Ainda segundo Davis, as ONGs do Terceiro Mundo “mostraram-se brilhantes na cooptação dos líderes locais, assim como na conquista da hegemonia do espaço social tradicionalmente ocupado pela esquerda. O maior impacto delas se fez sentir no fato de burocratizar e esvaziar os movimentos sociais urbanos. A profissionalização das ONGs tende a diminuir a característica de mobilização do ativismo de base, enquanto cria uma nova forma de clientelismo”. (Planeta Favela, pgs. 83-86).
Na obra citada, um ativista de Mumbai interfere com uma crítica ainda mais dura: “A atividade constante de certas ONG é subverter, desinformar e desidealizar as pessoas, de modo a mantê-las afastadas das lutas de classe. Propagam a prática de pedir favores com base na solidariedade, em vez de tornar os oprimidos conscientes dos seus direitos.
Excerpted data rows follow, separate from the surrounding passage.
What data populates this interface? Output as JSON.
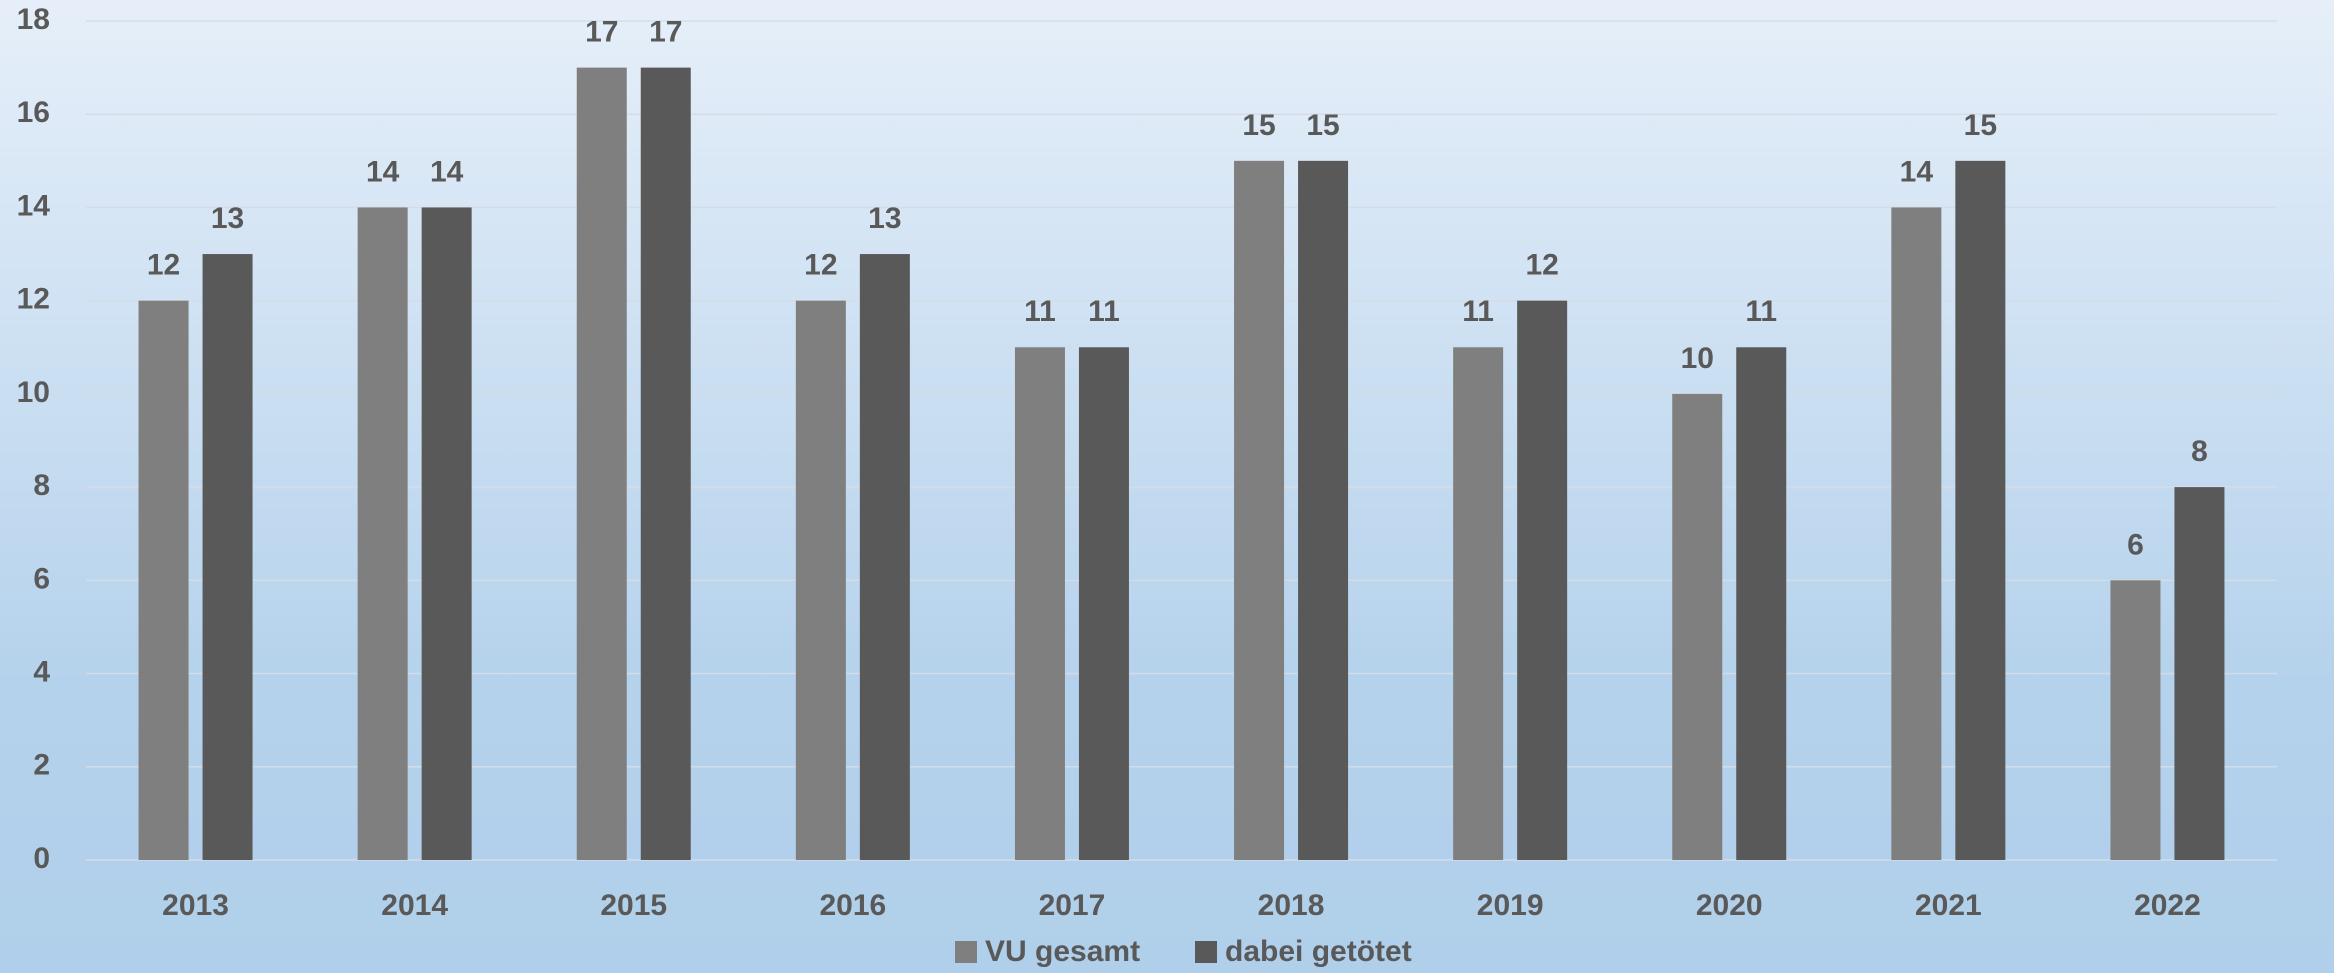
{
  "chart_data": {
    "type": "bar",
    "categories": [
      "2013",
      "2014",
      "2015",
      "2016",
      "2017",
      "2018",
      "2019",
      "2020",
      "2021",
      "2022"
    ],
    "series": [
      {
        "name": "VU gesamt",
        "color": "#7f7f7f",
        "values": [
          12,
          14,
          17,
          12,
          11,
          15,
          11,
          10,
          14,
          6
        ]
      },
      {
        "name": "dabei getötet",
        "color": "#595959",
        "values": [
          13,
          14,
          17,
          13,
          11,
          15,
          12,
          11,
          15,
          8
        ]
      }
    ],
    "ylim": [
      0,
      18
    ],
    "yticks": [
      0,
      2,
      4,
      6,
      8,
      10,
      12,
      14,
      16,
      18
    ],
    "grid": true,
    "legend": "bottom",
    "data_labels": true
  }
}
A sua atividade visa desviar a atenção dos males políticos maiores do imperialismo (leia-se “globalização”) para questões apenas locais e confundir a todos na hora de distinguir amigos de inimigos”. As ONGs são intermediárias de uma “nova classe” que, com a benção de doadores estrangeiros, desviam e sublimam a raiva política, garantindo que não chegará ao ponto de explodir.
Voltando, Sader aponta o pólo oposto à esfera mercantil como a esfera pública, constituída em torno dos direitos e de sua universalização, o que implica num profundo e extenso processo de desmercantilização das relações sociais. Democratizar significa desmercantilizar, tirar da esfera do mercado para transferir para esfera pública os direitos essenciais à cidadania. Substituir o consumidor pelo cidadão.
E finalizo com Paulo Arantes para quem “com ou sem globalização, a independência dos movimentos sociais sempre foi muito relativa, por maior que seja o cuidado com sua autonomia política e ideológica. Com ou sem PT, continuarão batendo à porta do Estado, com maior ou menor força, dependendo do poder de dano dos sem-poder. Quando o real poder de veto da antiga classe operária se derrete ao sol do novo capitalismo, alastra-se pelo conjunto da população um sentimento impotência que ainda não encontrou tradução política.”² Nem sujeito histórico.
Existe algo como um agravamento do cinismo de massa no país. Que obviamente não é de hoje. Para não remontar à noite dos tempos, pode-se dizer que o novo ciclo de corrosão do caráter nacional tenha sido inaugurado pela crapulização dos ricos e famosos durante o efêmero reinado Collor, ao qual se acrescentou o glamour da era tucana, conferindo brilho intelectual e verniz sociológico à adaptação predadora à nova ordem econômica – eis alguns ingredientes explosivos quando se pensa no sentimento cínico do mundo que nos restou.
Enfim, os caminhos da reinvenção política parecem tão inexcrutáveis quanto os desígnios do Deus que descartamos.
¹ SADER, Emir. A nova toupeira. São Paulo, Boitempo, 2009.